F21 System Wide Change: Workstation: Disable firewall
twoerner at redhat.com
Tue Apr 15 18:41:47 UTC 2014
On 04/15/2014 04:37 PM, Simo Sorce wrote:
> On Tue, 2014-04-15 at 10:28 -0400, Christian Schaller wrote:
>> ----- Original Message -----
>>> From: "Reindl Harald" <h.reindl at thelounge.net>
>>> To: devel at lists.fedoraproject.org
>>> Sent: Tuesday, April 15, 2014 11:40:20 AM
>>> Subject: Re: F21 System Wide Change: Workstation: Disable firewall
>>> Am 15.04.2014 11:32, schrieb drago01:
>>>> On Tue, Apr 15, 2014 at 11:18 AM, Reindl Harald <h.reindl at thelounge.net>
>>> allow any random application to open a unprivlieged
>>> port which is reachable from outside is dangerous
>> We already allow that and have for a long while. Any application bothering to support the firewalld dbus interface can open any port
>> they wish to.
>> There was a long thread about this on the desktop mailing list, and I was not in the 'disable the firewall' camp in that discussion,
>> but nobody in that thread or here have articulated how the firewall exactly enhance security in the situation where we at the
>> same time need to allow each user to have any port they desire opened for traffic to make sure things like DLNA or Chromecast works.
>> The thread discussing this ended up with mostly being a discussion if the firewall would be a useful way to help users from accidentally
>> oversharing on a public network. Which is important and something we want to work on, but a lot less so than security issues.
> There is plenty of prior art here.
> What you need is clearly different "zones" that the user can configure
> and associate to networks, with the default being that you trust nothing
> and everything is firewalled when you roam a new network.
We have that already with zones in firewalld.
> firewalld should grow a NetworkManager plugin so that configuration can
> be changed on the fly based on which network NM tells firewalld a
> specific interface is connected to.
We have that already: With NetworkManager and ifcfg files a
connection/interface can be bound to a zone, it is then not in the
default zone. NetworkManger sends out an request to firewalld to bind
the interfaces related to a connection to the defined or the default zone.
We also have an applet (firewall-applet) to assign and change zones in
an easy way, but because of system tray usability limitations in gnome 3
it is not as usable as it is in other desktop environments. This is an
system tray applet, because I can either write an gnome-shell applet,
that is only working in gnome 3. Or I can write an applet that is
working correctly in all other desktop environments and limited in gnome
3 - I will not write several.
The limitations in gnome 3 are:
- Applets are not easily visible in the desktop.
- An applet is not always visible, even if the state in the applet is to
- Sending out notifications is prohibiting the use of left and right
mouse button menus: While the notification is visible, a left and right
mouse button click on the applet only shows the notification.
- After closing an notification sent out by the applet, the applet is
made invisible in the tray with a still visible state in the applet.
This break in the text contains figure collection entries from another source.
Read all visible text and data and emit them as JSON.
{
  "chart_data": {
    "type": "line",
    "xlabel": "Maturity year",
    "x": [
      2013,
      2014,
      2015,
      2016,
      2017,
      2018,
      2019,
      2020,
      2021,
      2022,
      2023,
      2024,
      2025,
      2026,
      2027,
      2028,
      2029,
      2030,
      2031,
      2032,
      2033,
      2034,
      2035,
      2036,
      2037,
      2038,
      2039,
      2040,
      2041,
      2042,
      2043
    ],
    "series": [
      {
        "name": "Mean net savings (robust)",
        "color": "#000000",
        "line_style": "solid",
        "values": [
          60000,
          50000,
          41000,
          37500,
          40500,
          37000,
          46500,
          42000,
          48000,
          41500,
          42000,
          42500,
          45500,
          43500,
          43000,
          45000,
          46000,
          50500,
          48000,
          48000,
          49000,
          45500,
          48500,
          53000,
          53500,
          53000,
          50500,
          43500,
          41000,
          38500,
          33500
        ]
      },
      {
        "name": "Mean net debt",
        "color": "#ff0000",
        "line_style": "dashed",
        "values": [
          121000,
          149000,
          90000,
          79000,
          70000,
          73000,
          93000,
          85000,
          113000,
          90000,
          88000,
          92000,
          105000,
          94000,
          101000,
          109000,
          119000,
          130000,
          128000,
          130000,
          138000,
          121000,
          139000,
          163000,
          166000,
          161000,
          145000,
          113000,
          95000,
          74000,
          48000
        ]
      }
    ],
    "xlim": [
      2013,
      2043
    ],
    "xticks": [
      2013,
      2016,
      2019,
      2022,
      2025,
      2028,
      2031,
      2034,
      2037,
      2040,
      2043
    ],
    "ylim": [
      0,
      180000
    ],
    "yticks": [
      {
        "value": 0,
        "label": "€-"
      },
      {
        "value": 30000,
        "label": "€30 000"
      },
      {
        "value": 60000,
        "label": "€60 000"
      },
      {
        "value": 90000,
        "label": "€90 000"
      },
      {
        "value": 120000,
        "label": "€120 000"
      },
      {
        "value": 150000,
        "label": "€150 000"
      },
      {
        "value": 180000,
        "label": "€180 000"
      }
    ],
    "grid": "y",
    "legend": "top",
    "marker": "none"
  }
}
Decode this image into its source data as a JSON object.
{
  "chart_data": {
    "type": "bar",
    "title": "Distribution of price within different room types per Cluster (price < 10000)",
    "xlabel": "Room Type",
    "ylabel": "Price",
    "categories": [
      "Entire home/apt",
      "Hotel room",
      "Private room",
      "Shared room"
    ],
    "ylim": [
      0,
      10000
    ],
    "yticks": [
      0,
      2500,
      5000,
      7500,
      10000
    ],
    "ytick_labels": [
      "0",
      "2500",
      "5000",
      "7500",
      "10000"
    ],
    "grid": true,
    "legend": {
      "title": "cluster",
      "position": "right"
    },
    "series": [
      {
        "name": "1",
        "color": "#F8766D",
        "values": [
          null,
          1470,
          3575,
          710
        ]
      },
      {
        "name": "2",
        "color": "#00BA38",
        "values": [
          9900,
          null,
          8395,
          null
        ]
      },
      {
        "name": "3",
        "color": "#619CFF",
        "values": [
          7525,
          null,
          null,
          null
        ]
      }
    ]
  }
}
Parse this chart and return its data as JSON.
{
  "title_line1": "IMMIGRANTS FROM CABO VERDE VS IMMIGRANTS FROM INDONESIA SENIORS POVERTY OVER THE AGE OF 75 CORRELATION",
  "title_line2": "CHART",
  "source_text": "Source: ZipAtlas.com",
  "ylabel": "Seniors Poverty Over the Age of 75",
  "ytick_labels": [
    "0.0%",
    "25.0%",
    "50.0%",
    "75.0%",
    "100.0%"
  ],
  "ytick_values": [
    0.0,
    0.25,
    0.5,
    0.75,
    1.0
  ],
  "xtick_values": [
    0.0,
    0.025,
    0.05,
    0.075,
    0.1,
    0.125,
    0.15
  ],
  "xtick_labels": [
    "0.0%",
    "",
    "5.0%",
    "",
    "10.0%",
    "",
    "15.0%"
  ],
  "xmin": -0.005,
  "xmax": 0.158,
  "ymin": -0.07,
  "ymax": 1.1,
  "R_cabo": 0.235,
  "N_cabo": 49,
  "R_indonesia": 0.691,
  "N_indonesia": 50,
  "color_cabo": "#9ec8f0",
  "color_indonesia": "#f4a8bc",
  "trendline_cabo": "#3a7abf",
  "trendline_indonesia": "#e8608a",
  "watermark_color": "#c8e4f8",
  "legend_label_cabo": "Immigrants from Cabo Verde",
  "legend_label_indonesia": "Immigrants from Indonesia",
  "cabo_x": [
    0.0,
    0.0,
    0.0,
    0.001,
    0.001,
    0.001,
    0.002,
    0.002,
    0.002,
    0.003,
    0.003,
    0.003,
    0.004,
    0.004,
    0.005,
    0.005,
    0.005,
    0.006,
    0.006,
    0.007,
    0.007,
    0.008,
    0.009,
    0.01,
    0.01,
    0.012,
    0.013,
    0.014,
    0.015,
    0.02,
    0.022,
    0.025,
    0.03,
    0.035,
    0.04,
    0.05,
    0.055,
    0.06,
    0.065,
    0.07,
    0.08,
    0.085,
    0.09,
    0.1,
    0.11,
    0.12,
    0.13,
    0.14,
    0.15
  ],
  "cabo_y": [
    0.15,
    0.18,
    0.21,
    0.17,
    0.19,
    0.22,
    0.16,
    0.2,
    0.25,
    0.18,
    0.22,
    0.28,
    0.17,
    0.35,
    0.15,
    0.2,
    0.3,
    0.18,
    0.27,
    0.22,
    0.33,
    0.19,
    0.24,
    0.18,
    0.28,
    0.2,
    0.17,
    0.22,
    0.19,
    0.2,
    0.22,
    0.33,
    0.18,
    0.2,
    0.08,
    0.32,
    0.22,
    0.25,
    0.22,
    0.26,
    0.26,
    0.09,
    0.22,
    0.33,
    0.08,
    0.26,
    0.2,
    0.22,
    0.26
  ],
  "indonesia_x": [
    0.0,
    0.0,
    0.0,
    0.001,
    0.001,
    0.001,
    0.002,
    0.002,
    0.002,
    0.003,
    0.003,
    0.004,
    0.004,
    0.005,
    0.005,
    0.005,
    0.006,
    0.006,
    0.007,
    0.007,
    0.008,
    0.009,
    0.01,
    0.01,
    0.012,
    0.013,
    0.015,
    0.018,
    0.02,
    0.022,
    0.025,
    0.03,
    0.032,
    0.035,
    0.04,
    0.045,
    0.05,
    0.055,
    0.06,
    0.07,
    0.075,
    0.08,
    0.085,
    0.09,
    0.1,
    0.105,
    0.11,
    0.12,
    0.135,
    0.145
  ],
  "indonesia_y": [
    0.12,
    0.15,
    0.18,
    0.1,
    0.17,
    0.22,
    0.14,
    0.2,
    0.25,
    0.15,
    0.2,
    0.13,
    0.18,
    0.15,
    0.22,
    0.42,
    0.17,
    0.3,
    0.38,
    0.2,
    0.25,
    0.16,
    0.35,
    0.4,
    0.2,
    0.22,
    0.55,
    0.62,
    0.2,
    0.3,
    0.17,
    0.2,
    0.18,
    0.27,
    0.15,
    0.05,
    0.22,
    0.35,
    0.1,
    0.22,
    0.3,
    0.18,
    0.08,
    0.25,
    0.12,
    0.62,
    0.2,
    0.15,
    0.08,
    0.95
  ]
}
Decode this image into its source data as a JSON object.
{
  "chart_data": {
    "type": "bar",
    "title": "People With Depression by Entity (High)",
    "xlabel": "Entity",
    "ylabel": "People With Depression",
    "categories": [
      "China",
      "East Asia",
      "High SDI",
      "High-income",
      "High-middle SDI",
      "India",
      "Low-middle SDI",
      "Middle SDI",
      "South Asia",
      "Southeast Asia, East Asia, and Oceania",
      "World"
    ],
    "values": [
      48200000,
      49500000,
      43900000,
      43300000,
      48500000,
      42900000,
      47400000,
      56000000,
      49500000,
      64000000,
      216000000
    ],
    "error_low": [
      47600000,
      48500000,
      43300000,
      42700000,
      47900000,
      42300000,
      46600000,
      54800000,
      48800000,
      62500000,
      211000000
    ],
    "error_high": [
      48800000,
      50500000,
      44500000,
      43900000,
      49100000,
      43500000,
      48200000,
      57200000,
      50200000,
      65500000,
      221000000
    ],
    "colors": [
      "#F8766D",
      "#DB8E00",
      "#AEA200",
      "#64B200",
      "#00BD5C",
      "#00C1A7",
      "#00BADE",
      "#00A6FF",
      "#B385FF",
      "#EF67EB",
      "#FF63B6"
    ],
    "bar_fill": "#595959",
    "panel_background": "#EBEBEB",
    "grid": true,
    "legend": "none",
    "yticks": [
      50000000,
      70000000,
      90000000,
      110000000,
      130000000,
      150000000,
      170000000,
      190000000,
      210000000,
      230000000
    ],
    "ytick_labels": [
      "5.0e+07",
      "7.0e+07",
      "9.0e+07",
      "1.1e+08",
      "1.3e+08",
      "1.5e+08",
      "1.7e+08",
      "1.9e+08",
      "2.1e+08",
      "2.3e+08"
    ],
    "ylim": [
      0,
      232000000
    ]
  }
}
Not
even a hide and show will make it visible anymore.
- Left and right mouse button menus are loose in the desktop and are not
visibly connected to the applet, it is not visible any more after
clicking on it.
> Applications need to be prevented from being able to arbitrarily open
> ports, that should be allowed only for a "trusted" zone. User
> intervention should be needed to mark a zone as trusted, in all other
> zones the user will have to select explicitly what applications are
> So the big work here is in the UI you need to build to present these
> configurations to the user.
> Until then you can present a very simplified UI that just has a big
> button/switch that turns everything from "untrusted" to "trusted", with
> the default being "untrusted" of course.